As the McCain spin machine continues to beat up on Obama for his alleged messianic or prophetic pretensions (I say prophetic, Waldman says undeserved), the worry in a number of black quarters is that Obama is not prophetic enough–or more precisely, that his candidacy threatens to undermine the ability of black America to lift up its voice in that way. Writing about Tavis Smiley in last week’s New Yorker, Kalefa Sanneh offers up this comment of Glenn Loury’s (made in a TPM post after Obama’s speech on race):
My fear is that, should Obama succeed with his effort to renegotiate the implicit American racial contract, then the prophetic African-American voice—which is occasionally strident and necessarily a dissident, outsider’s voice—could be lost to us forever.

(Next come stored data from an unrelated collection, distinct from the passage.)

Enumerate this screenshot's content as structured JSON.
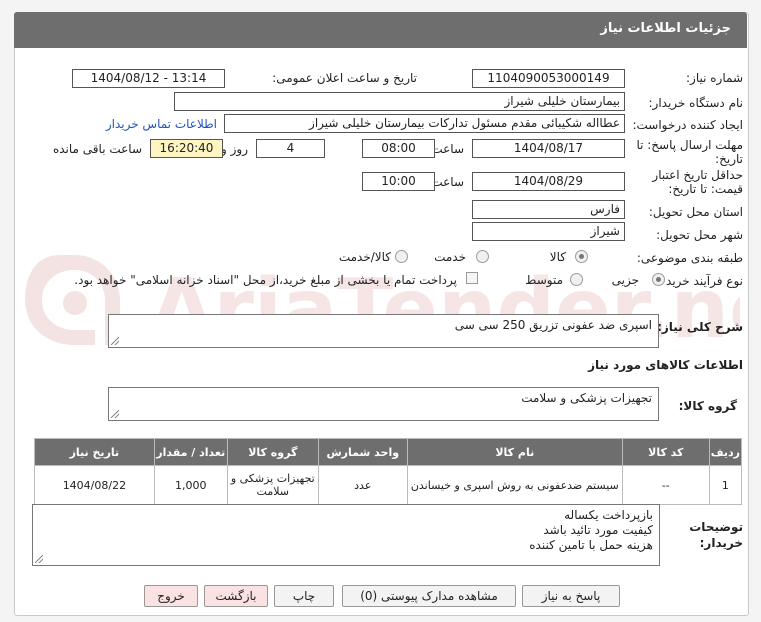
{
  "header": {
    "title": "جزئیات اطلاعات نیاز"
  },
  "fields": {
    "need_number_label": "شماره نیاز:",
    "need_number": "1104090053000149",
    "announce_label": "تاریخ و ساعت اعلان عمومی:",
    "announce_value": "1404/08/12 - 13:14",
    "buyer_label": "نام دستگاه خریدار:",
    "buyer_value": "بیمارستان خلیلی شیراز",
    "creator_label": "ایجاد کننده درخواست:",
    "creator_value": "عطااله شکیبائی مقدم مسئول تدارکات  بیمارستان خلیلی شیراز",
    "contact_link": "اطلاعات تماس خریدار",
    "deadline_label_1": "مهلت ارسال پاسخ: تا",
    "deadline_label_2": "تاریخ:",
    "deadline_date": "1404/08/17",
    "time_label": "ساعت",
    "deadline_time": "08:00",
    "days_value": "4",
    "days_label": "روز و",
    "remaining_time": "16:20:40",
    "remaining_label": "ساعت باقی مانده",
    "validity_label_1": "حداقل تاریخ اعتبار",
    "validity_label_2": "قیمت: تا تاریخ:",
    "validity_date": "1404/08/29",
    "validity_time_label": "ساعت",
    "validity_time": "10:00",
    "province_label": "استان محل تحویل:",
    "province_value": "فارس",
    "city_label": "شهر محل تحویل:",
    "city_value": "شیراز",
    "category_label": "طبقه بندی موضوعی:",
    "category_options": [
      "کالا",
      "خدمت",
      "کالا/خدمت"
    ],
    "process_label": "نوع فرآیند خرید :",
    "process_options": [
      "جزیی",
      "متوسط"
    ],
    "payment_note": "پرداخت تمام یا بخشی از مبلغ خرید،از محل \"اسناد خزانه اسلامی\" خواهد بود.",
    "desc_label": "شرح کلی نیاز:",
    "desc_value": "اسپری ضد عفونی تزریق 250 سی سی",
    "goods_info_title": "اطلاعات کالاهای مورد نیاز",
    "group_label": "گروه کالا:",
    "group_value": "تجهیزات پزشکی و سلامت",
    "notes_label_1": "توضیحات",
    "notes_label_2": "خریدار:",
    "notes_lines": [
      "بازپرداخت یکساله",
      "کیفیت مورد تائید باشد",
      "هزینه حمل با تامین کننده"
    ]
  },
  "table": {
    "headers": [
      "ردیف",
      "کد کالا",
      "نام کالا",
      "واحد شمارش",
      "گروه کالا",
      "تعداد / مقدار",
      "تاریخ نیاز"
    ],
    "rows": [
      [
        "1",
        "--",
        "سیستم ضدعفونی به روش اسپری و خیساندن",
        "عدد",
        "تجهیزات پزشکی و سلامت",
        "1,000",
        "1404/08/22"
      ]
    ]
  },
  "buttons": {
    "reply": "پاسخ به نیاز",
    "docs": "مشاهده مدارک پیوستی (0)",
    "print": "چاپ",
    "back": "بازگشت",
    "exit": "خروج"
  },
  "watermark": "AriaTender.neT",
  "colors": {
    "header_bg": "#6e6e6e",
    "highlight": "#fff5c2",
    "link": "#2255bb",
    "exit_bg": "#fbe2e2"
  }
}
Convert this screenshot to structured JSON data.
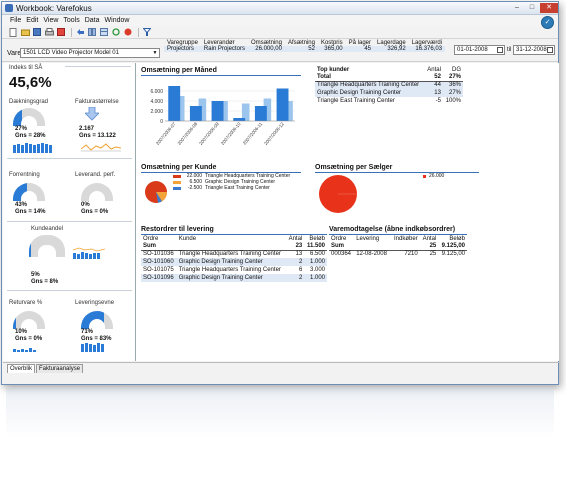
{
  "window": {
    "title": "Workbook: Varefokus",
    "min": "–",
    "max": "□",
    "close": "✕"
  },
  "menu": [
    "File",
    "Edit",
    "View",
    "Tools",
    "Data",
    "Window"
  ],
  "filter": {
    "vare_label": "Vare",
    "vare_value": "1501 LCD Video Projector Model 01",
    "info_headers": [
      "Varegruppe",
      "Leverandør",
      "Omsætning",
      "Afsætning",
      "Kostpris",
      "På lager",
      "Lagerdage",
      "Lagerværdi"
    ],
    "info_values": [
      "Projectors",
      "Rain Projectors",
      "26.000,00",
      "52",
      "365,00",
      "45",
      "326,92",
      "16.376,03"
    ],
    "date_from": "01-01-2008",
    "til_label": "til",
    "date_to": "31-12-2008"
  },
  "kpi": {
    "index_label": "Indeks til SÅ",
    "index_value": "45,6%",
    "daekningsgrad_label": "Dækningsgrad",
    "daekningsgrad_value": "27%",
    "daekningsgrad_gns": "Gns = 28%",
    "fakturastorrelse_label": "Fakturastørrelse",
    "fakturastorrelse_value": "2.167",
    "fakturastorrelse_gns": "Gns = 13.122",
    "forrentning_label": "Forrentning",
    "forrentning_value": "43%",
    "forrentning_gns": "Gns = 14%",
    "leverand_label": "Leverand. perf.",
    "leverand_value": "0%",
    "leverand_gns": "Gns = 0%",
    "kundeandel_label": "Kundeandel",
    "kundeandel_value": "5%",
    "kundeandel_gns": "Gns = 8%",
    "returvare_label": "Returvare %",
    "returvare_value": "10%",
    "returvare_gns": "Gns = 0%",
    "leveringsevne_label": "Leveringsevne",
    "leveringsevne_value": "71%",
    "leveringsevne_gns": "Gns = 83%",
    "daekningsgrad_fill": 0.27,
    "forrentning_fill": 0.43,
    "kundeandel_fill": 0.05,
    "returvare_fill": 0.1,
    "leveringsevne_fill": 0.71
  },
  "omsaetning_per_maaned": {
    "title": "Omsætning per Måned"
  },
  "chart_data": [
    {
      "type": "bar",
      "title": "Omsætning per Måned",
      "categories": [
        "2007/2006-07",
        "2007/2006-08",
        "2007/2006-09",
        "2007/2006-10",
        "2007/2006-11",
        "2007/2006-12"
      ],
      "values": [
        7000,
        3000,
        4000,
        600,
        3000,
        6500
      ],
      "series_prior": [
        5000,
        4500,
        4000,
        3500,
        4500,
        4000
      ],
      "ylim": [
        0,
        8000
      ],
      "yticks": [
        "0",
        "2.000",
        "4.000",
        "6.000"
      ],
      "colors": {
        "current": "#2a7bd6",
        "prior": "#9cc5ee"
      }
    },
    {
      "type": "pie",
      "title": "Omsætning per Kunde",
      "slices": [
        {
          "label": "Triangle Headquarters Training Center",
          "value": 22000,
          "color": "#d83a1a"
        },
        {
          "label": "Graphic Design Training Center",
          "value": 6500,
          "color": "#f2a33a"
        },
        {
          "label": "Triangle East Training Center",
          "value": -2500,
          "color": "#3a7ad1"
        }
      ]
    },
    {
      "type": "pie",
      "title": "Omsætning per Sælger",
      "slices": [
        {
          "label": "",
          "value": 26000,
          "color": "#e8321a"
        }
      ]
    }
  ],
  "kunde_legend": [
    {
      "value": "22.000",
      "label": "Triangle Headquarters Training Center",
      "color": "#d83a1a"
    },
    {
      "value": "6.500",
      "label": "Graphic Design Training Center",
      "color": "#f2a33a"
    },
    {
      "value": "-2.500",
      "label": "Triangle East Training Center",
      "color": "#3a7ad1"
    }
  ],
  "saelger_legend": {
    "value": "26.000",
    "color": "#e8321a"
  },
  "omsaetning_kunde_title": "Omsætning per Kunde",
  "omsaetning_saelger_title": "Omsætning per Sælger",
  "top_kunder": {
    "title": "Top kunder",
    "headers": [
      "",
      "Antal",
      "DG"
    ],
    "total": [
      "Total",
      "52",
      "27%"
    ],
    "rows": [
      [
        "Triangle Headquarters Training Center",
        "44",
        "36%"
      ],
      [
        "Graphic Design Training Center",
        "13",
        "27%"
      ],
      [
        "Triangle East Training Center",
        "-5",
        "100%"
      ]
    ]
  },
  "restordrer": {
    "title": "Restordrer til levering",
    "headers": [
      "Ordre",
      "Kunde",
      "Antal",
      "Beløb"
    ],
    "sum": [
      "Sum",
      "",
      "23",
      "11.500"
    ],
    "rows": [
      [
        "SO-101036",
        "Triangle Headquarters Training Center",
        "13",
        "6.500"
      ],
      [
        "SO-101060",
        "Graphic Design Training Center",
        "2",
        "1.000"
      ],
      [
        "SO-101075",
        "Triangle Headquarters Training Center",
        "6",
        "3.000"
      ],
      [
        "SO-101096",
        "Graphic Design Training Center",
        "2",
        "1.000"
      ]
    ]
  },
  "varemodtagelse": {
    "title": "Varemodtagelse (åbne indkøbsordrer)",
    "headers": [
      "Ordre",
      "Levering",
      "Indkøber",
      "Antal",
      "Beløb"
    ],
    "sum": [
      "Sum",
      "",
      "",
      "25",
      "9.125,00"
    ],
    "rows": [
      [
        "000364",
        "12-08-2008",
        "7210",
        "25",
        "9.125,00"
      ]
    ]
  },
  "tabs": [
    "Overblik",
    "Fakturaanalyse"
  ]
}
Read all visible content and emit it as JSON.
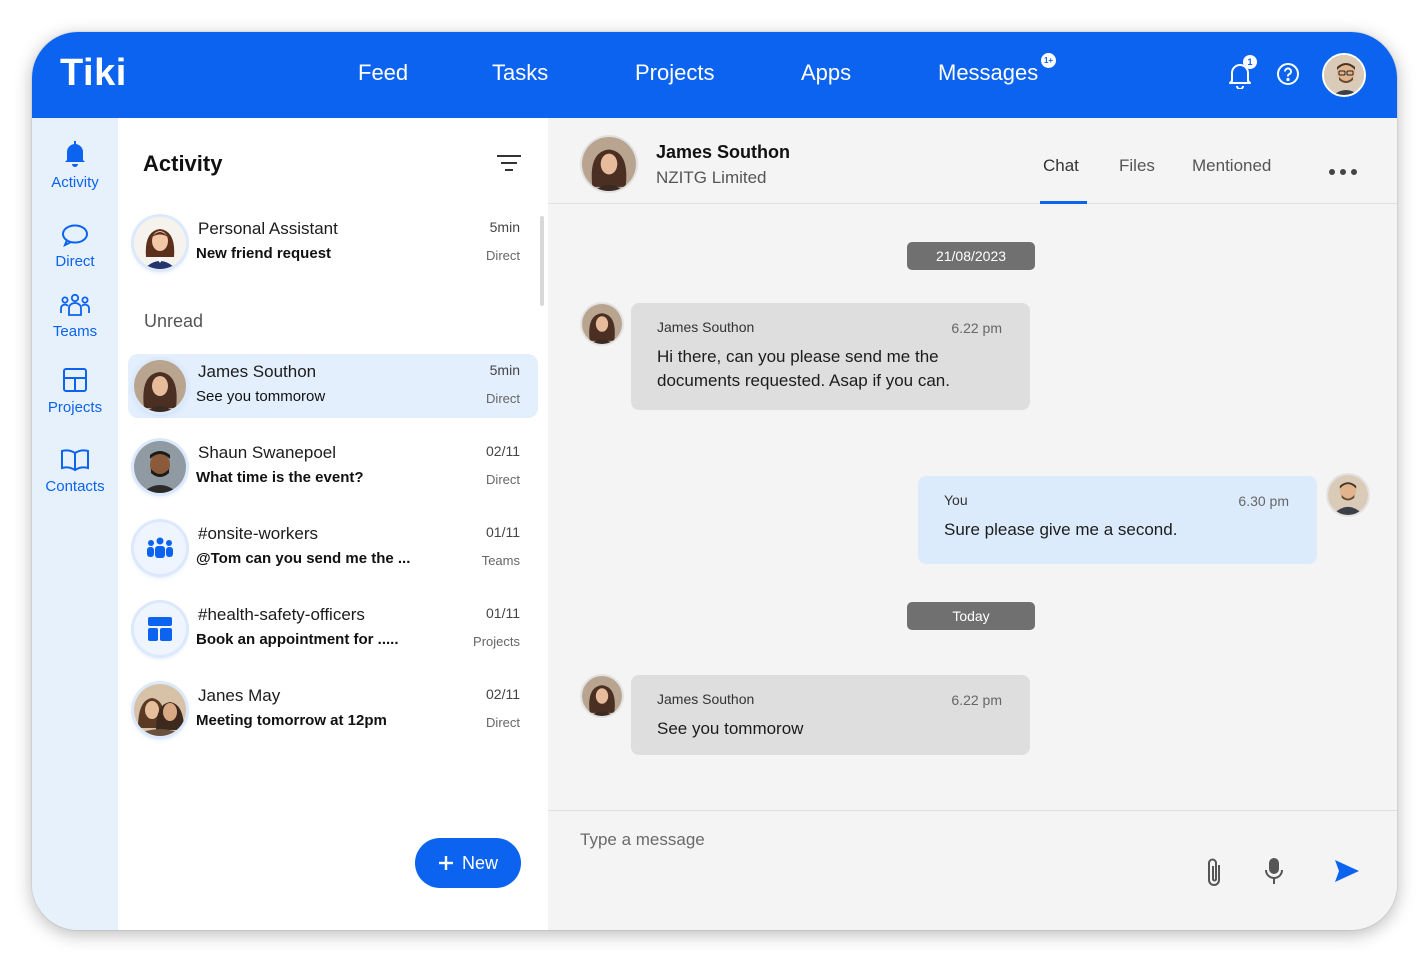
{
  "brand": "Tiki",
  "nav": [
    {
      "label": "Feed"
    },
    {
      "label": "Tasks"
    },
    {
      "label": "Projects"
    },
    {
      "label": "Apps"
    },
    {
      "label": "Messages",
      "badge": "1+"
    }
  ],
  "topbar": {
    "notification_count": "1",
    "accent": "#0b63f0"
  },
  "rail": [
    {
      "label": "Activity",
      "icon": "bell-icon"
    },
    {
      "label": "Direct",
      "icon": "chat-bubble-icon"
    },
    {
      "label": "Teams",
      "icon": "team-icon"
    },
    {
      "label": "Projects",
      "icon": "layout-icon"
    },
    {
      "label": "Contacts",
      "icon": "book-icon"
    }
  ],
  "activity": {
    "title": "Activity",
    "unread_label": "Unread",
    "pinned": {
      "name": "Personal Assistant",
      "preview": "New friend request",
      "time": "5min",
      "type": "Direct"
    },
    "conversations": [
      {
        "name": "James Southon",
        "preview": "See you tommorow",
        "time": "5min",
        "type": "Direct"
      },
      {
        "name": "Shaun Swanepoel",
        "preview": "What time is the event?",
        "time": "02/11",
        "type": "Direct"
      },
      {
        "name": "#onsite-workers",
        "preview": "@Tom can you send me the ...",
        "time": "01/11",
        "type": "Teams"
      },
      {
        "name": "#health-safety-officers",
        "preview": "Book an appointment for .....",
        "time": "01/11",
        "type": "Projects"
      },
      {
        "name": "Janes May",
        "preview": "Meeting tomorrow at 12pm",
        "time": "02/11",
        "type": "Direct"
      }
    ],
    "new_button": "New"
  },
  "chat": {
    "contact_name": "James Southon",
    "contact_company": "NZITG Limited",
    "tabs": [
      "Chat",
      "Files",
      "Mentioned"
    ],
    "active_tab": "Chat",
    "dates": [
      "21/08/2023",
      "Today"
    ],
    "messages": [
      {
        "sender": "James Southon",
        "time": "6.22 pm",
        "text": "Hi there, can you please send me the documents requested. Asap if you can."
      },
      {
        "sender": "You",
        "time": "6.30 pm",
        "text": "Sure please give me a second."
      },
      {
        "sender": "James Southon",
        "time": "6.22 pm",
        "text": "See you tommorow"
      }
    ],
    "composer_placeholder": "Type a message"
  }
}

This seems to me a hyperbolic concern. As diverse and visible as the African-American community has become, that dissident outsider’s voice will still be there. The real question when it comes to Obama is whether (if he’s elected) there will be the ears to hear it–among the powers that be, or (perhaps better) the unwashed white majority. That concern is expressed by Alabama congressman Artur Davis in Matt Bai’s piece (“Is Obama the End of Black Politics”) in the New York Times Magazine today:
“If Obama is president, it will no longer be tenable to go to the white community and say you’ve been victimized,” Artur Davis told me. “And I understand the poverty and the condition of black America and the 39 percent unemployment rate in some communities. I understand that. But if you go out to the country and say you’ve been victimized by the white community, while Barack Obama and Michelle and their kids are living in the White House, you will be shut off from having any influence.”
Maybe so, but influence with whom? The African-American prophetic voice has had precious little to show for itself over the past few decades. Crying in the wilderness has its satisfactions, I suppose, but to get something done, it may be time to change the terms of the discourse.